My first day in the US was quite different from my first "year" in the US. Arriving to New York and being met with my brother who went to graduate school there, I remember being surprised at the scale of those buildings and also expected a waiter to arrive when we went to McDonald's the next day.
Beyond that I would say a few things, I went to a small town in Georgia and finished college in 2.5 years (having already acquired credits for my first year of education at Dhaka University).
1) In the first year, I was very safe everywhere as a girl and no one tried to take advantage of me in any way. Looking back it seems surprising but that was the 70s.

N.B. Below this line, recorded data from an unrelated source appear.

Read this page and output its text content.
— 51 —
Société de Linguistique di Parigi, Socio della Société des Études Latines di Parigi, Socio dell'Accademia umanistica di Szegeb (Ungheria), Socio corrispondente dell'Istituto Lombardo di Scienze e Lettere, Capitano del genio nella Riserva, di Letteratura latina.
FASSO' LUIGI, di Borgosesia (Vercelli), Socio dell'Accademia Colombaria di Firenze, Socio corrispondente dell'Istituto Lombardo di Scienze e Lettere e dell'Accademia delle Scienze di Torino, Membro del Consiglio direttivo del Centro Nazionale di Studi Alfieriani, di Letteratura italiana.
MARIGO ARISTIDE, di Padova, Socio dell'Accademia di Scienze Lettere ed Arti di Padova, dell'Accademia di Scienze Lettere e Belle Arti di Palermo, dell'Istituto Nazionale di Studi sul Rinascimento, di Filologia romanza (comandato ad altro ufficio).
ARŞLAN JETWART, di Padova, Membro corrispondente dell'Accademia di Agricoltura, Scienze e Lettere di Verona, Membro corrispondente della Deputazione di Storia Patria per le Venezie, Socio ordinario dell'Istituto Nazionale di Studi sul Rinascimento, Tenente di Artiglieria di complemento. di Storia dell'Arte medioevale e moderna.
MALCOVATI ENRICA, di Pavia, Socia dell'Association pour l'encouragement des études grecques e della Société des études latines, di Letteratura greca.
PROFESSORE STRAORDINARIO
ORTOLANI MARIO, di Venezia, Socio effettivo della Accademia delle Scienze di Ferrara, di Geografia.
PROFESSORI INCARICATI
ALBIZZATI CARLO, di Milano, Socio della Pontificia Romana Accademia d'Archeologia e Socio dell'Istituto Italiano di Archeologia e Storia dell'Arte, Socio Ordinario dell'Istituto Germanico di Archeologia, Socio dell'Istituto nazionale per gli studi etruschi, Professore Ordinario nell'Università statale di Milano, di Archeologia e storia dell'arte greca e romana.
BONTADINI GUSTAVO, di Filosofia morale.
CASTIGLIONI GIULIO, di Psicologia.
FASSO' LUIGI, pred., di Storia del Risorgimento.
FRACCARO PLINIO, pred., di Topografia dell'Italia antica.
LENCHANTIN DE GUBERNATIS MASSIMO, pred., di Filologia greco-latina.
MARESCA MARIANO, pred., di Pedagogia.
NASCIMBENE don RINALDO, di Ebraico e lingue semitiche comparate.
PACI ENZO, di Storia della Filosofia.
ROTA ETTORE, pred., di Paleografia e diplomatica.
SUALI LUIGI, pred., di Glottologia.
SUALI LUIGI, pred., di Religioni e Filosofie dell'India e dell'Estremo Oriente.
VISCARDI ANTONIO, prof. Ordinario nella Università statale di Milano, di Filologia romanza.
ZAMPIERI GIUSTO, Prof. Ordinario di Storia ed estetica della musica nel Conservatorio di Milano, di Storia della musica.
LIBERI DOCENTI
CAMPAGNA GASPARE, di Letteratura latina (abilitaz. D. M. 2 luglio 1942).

2) In the first year, I met a student from Burma who was apparently my neighbor in Dhanmondi but we had never met before then.
3) In my first year, I landed at the heel of the hostage crises and people said to me "we'd love to have you at our church but nowadays people seem a bit put off by Islam because of these terrorists". Yes, the 70s, after the oil crises was when Middle Easterners became bad guys. Who said materialist explanations are passe? So you had to hold off admitting your religious heritage/practice if possible if you were Muslim. I met Ziad from Jordan and Jawad from Iran and they had both had their tires slashed and invited me for a Christmas party. Jawad fit the typical Iranian mold - he showed me a wallet full of pictures of white girls he had dated. Ziad had a girlfriend from Georgia and was usually anxious about what he might face from Americans.
4) In my first semester, I finished the money given to me for the year. I was not extravagant. So I worked in a Chinese restaurant two nights a week to make pocket money for extras such as personal items and clothing/shoes. It was wonderful to eat real food and rice because the family always invited me to eat with them after cleaning up. Oh yes, Jawad got me the contact for the job.
5) In the first year, I was hungry for food and intelligence of the kind I was used to.
6) In the first year, I thought all of America had Whites who called Blacks "N.."
7) In the first year, I found a Jewish hairdresser in town who knew how to cut curly hair. We became friends.
8) In the first year, Alpha Beta Kappa, the Black Sorority, ask me to be their homecoming queen. I declined - I have not yet found a satisfactory explanation for the refusal.
These are some of the random thoughts that come to my mind about that first year - 37 years ago.
* The contributor of this story has asked that their name be withheld.